Wednesday, February 15, 2006

WARNING: Sexual Radiation!

` I would write some science here, but MAL is not yet well-calibrated. So, why not a post about such things as my irrisitable Sexual Radiation, or 'Sex Rays'?


` First of all, I should make it clear to you that a whole Cargo Hold of Lust is in the air. In fact, I recently saw this personal ad in a weekly paper next to a horny, gay cupid named Bobby calling attention to 'Wildhearts':

FULL DENTURE WEARER
And without them in, my saliva-enhanced
tongue can satisfy any female/male or
Bi couples who enjoy oral action.

` I could imagine! I'm just not sure I want to.... Anyway, I suddenly seem to be attracting an unusual amount of men. And women. For example, I was walking up to a Delicious Man's house Sunday night when this black Jeep came around the corner. This girl - drunk, I would imagine - was shouting at me from the backseat: "You! Your ass! I like it!"
` Taken off-guard, I barely had time to call back to her; "Thank you!"
` Monday night, I met up with a guy who resides at - and fixes helicopters on - the nuclear-powered masterpiece just offshore. We'll call him 'Navy Guy'. I showed Navy Guy some of my more interesting inventions, tested out a new piece of infrared equipment, and he taught me how to fold clothes like they do in the military - now they fit much better in their allotted storage space.
` Yes, even mad scientists fold clothes. Now, don't think anything 'happened' between us - the only substance we swapped was that of anecdotes. Navy Guy merely stayed over until about midnight, after which I showered and finished off my left-over pasta.
` On Tuesday night, I spent some time with the Delicious Man - who I had only met a week before. Blowing the Lucas* out of my nose (minor spill), I hopped a bus back downtown for swing dance lessons where I talked to someone I'll call Really Awesome Guy.
` Nothing's really going on between us, either, but I think he digs me. And he's really awesome.
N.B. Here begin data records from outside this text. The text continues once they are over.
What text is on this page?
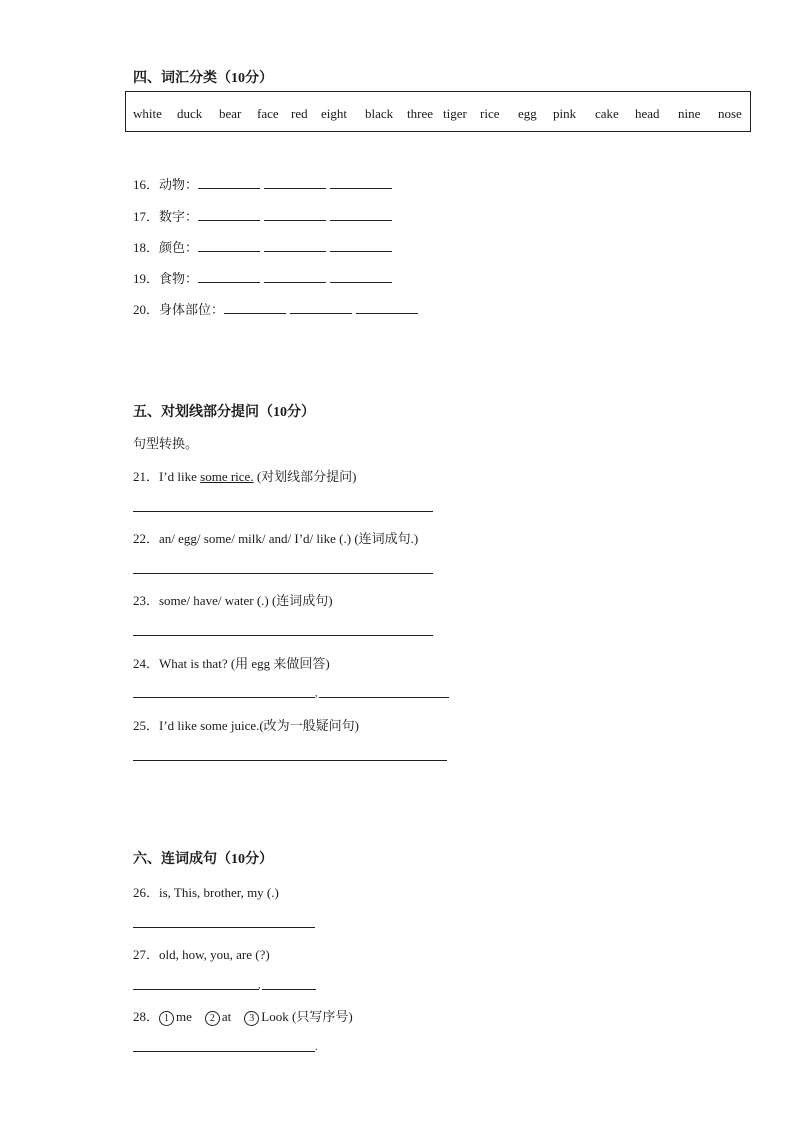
四、词汇分类（10分）
white duck bear face red eight black three tiger rice egg pink cake head nine nose
16．动物：
17．数字：
18．颜色：
19．食物：
20．身体部位：
五、对划线部分提问（10分）
句型转换。
21．I’d like some rice. (对划线部分提问)
22．an/ egg/ some/ milk/ and/ I’d/ like (.) (连词成句.)
23．some/ have/ water (.) (连词成句)
24．What is that? (用 egg 来做回答)
,
25．I’d like some juice.(改为一般疑问句)
六、连词成句（10分）
26．is, This, brother, my (.)
27．old, how, you, are (?)
,
28． 1 me 2 at 3 Look (只写序号)
.
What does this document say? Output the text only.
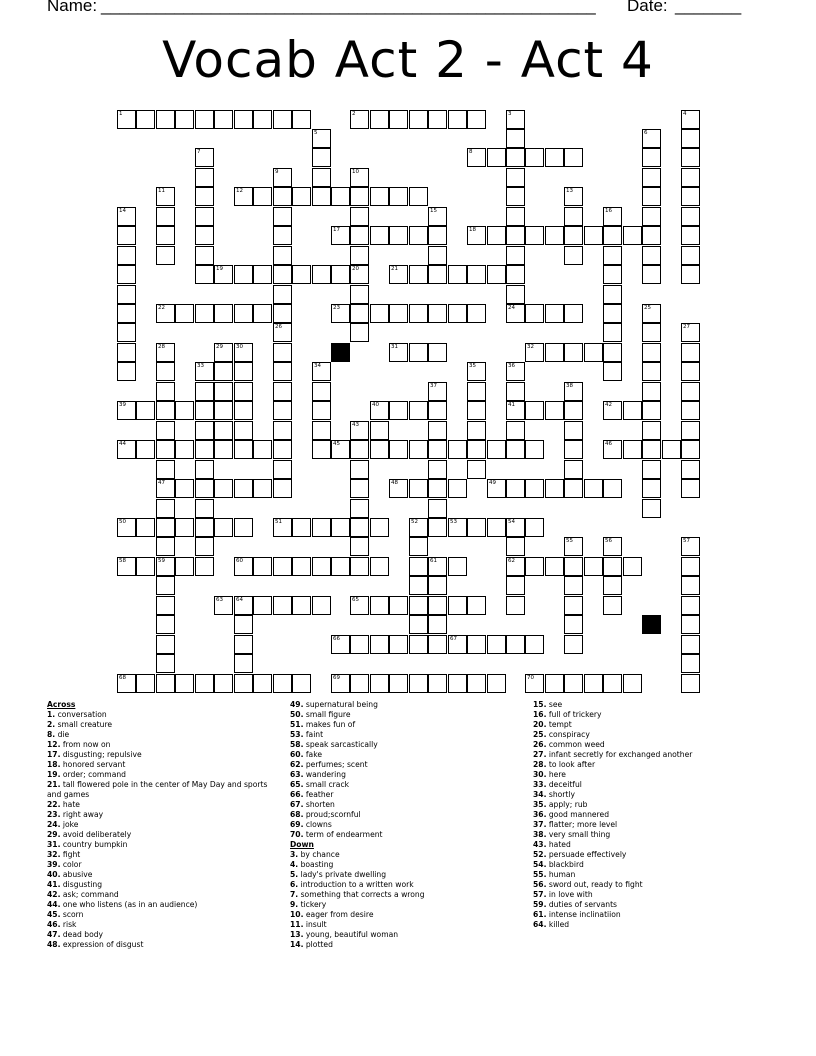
Name: ______________________________________________________ Date: _______
Vocab Act 2 - Act 4
1	2
8
12
17	18
19	20	21
22	23	24
31	32
39	40	41	42
43
44	45	46
47	48	49
50	51	53	54
58	59	60	61	62
63 64	65
66	67
68	69	70
3	4
5	6
7
9
26
10
11	13
14	15	16
25
27
28	29 30
33	34	35	36
37	38
52
55	56	57
Across
1. conversation
2. small creature
8. die
12. from now on
17. disgusting; repulsive
18. honored servant
19. order; command
21. tall flowered pole in the center of May Day and sports and games
22. hate
23. right away
24. joke
29. avoid deliberately
31. country bumpkin
32. fight
39. color
40. abusive
41. disgusting
42. ask; command
44. one who listens (as in an audience)
45. scorn
46. risk
47. dead body
48. expression of disgust
49. supernatural being
50. small figure
51. makes fun of
53. faint
58. speak sarcastically
60. fake
62. perfumes; scent
63. wandering
65. small crack
66. feather
67. shorten
68. proud;scornful
69. clowns
70. term of endearment
Down
3. by chance
4. boasting
5. lady's private dwelling
6. introduction to a written work
7. something that corrects a wrong
9. tickery
10. eager from desire
11. insult
13. young, beautiful woman
14. plotted
15. see
16. full of trickery
20. tempt
25. conspiracy
26. common weed
27. infant secretly for exchanged another
28. to look after
30. here
33. deceitful
34. shortly
35. apply; rub
36. good mannered
37. flatter; more level
38. very small thing
43. hated
52. persuade effectively
54. blackbird
55. human
56. sword out, ready to fight
57. in love with
59. duties of servants
61. intense inclinatiion
64. killed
I may put an act together and go to Open Mike night at a cafe near where he lives.

` So, I now know three more people - all guys - and I can thank my copious amounts of Sex Rays for them.

` When I sit back and ponder all this, I think of how bizarre it is to me that I am not the recluse I once was. In fact, yesterday I helped an old lady who could barely walk to get someplace. I would say that life is really different nowadays. Different and good.

` *That would be his name.

Monday, February 13, 2006

Vehicles are useful!

` After purchasing a new storage compartment and some more equipment for my lab, I had a chance to ponder just how tricky it is to function with the only mode of transportation I have....

` Mad Scientist Feet, tried and true.

` ...Thank goodness for my decent arches.

` Though it is my favorite way to get around, they are not always adequate. I actually do own a vehicle, though it is not physically in my possession for the time being.
` I am trying to decide whether or not to 'steal' it from the person whom I am lending it to ...though I'm not sure I like the idea of stirring up hostility at the moment.
` Thankfully, the weather has been fairly decent lately, unlike the conditions at the beginning of the month:


` It was the kind of wind that reminded me just how much I need to cut my hair - as well as precisely how sharp palm tree fronds can be.
` As my internet time is running out, I need to say goodbye for now. Rest assured I shall resume my regular, exuberant blogging as soon as MAL can be safely reconstructed (considering the unclean nature of my resident electricity) and fitted with my own brand of internet service.

Sunday, February 05, 2006

I'm in.

` Last month, the crocuses were just starting to bloom while my laboratory was even less mature. Today, nearly everything is in place. It is a triumph. Well, nearly a triumph, anyway. I have installed the appropriate equipment in the respective gaping holes in the walls, and sooner than later, MAL is going to have a second chance at life.
` The only things that remain are finding a lock that will fit my door, and window blinds so that my mad science remains a secret. As it ought to. Right now, anyone could technically walk in and steal anything they wanted to if they could only get past my mechanical henchmen.
` Which has never happened.

` In any case, it won't be long until I can get on with my plans. How I long to pick up work once again....


` And what is my work? If you guessed eventual global domination, that isn't it. In reality, something much more interesting is in store for the citizens of earth. Unfortunately for my faithful readers, I won't tell anyone until it's too late.
` Nothing personal.
` As for now, I have no computer of my own to use for the moment. I've managed to snag a few minutes online, and as they are nearly up, I really need to get going.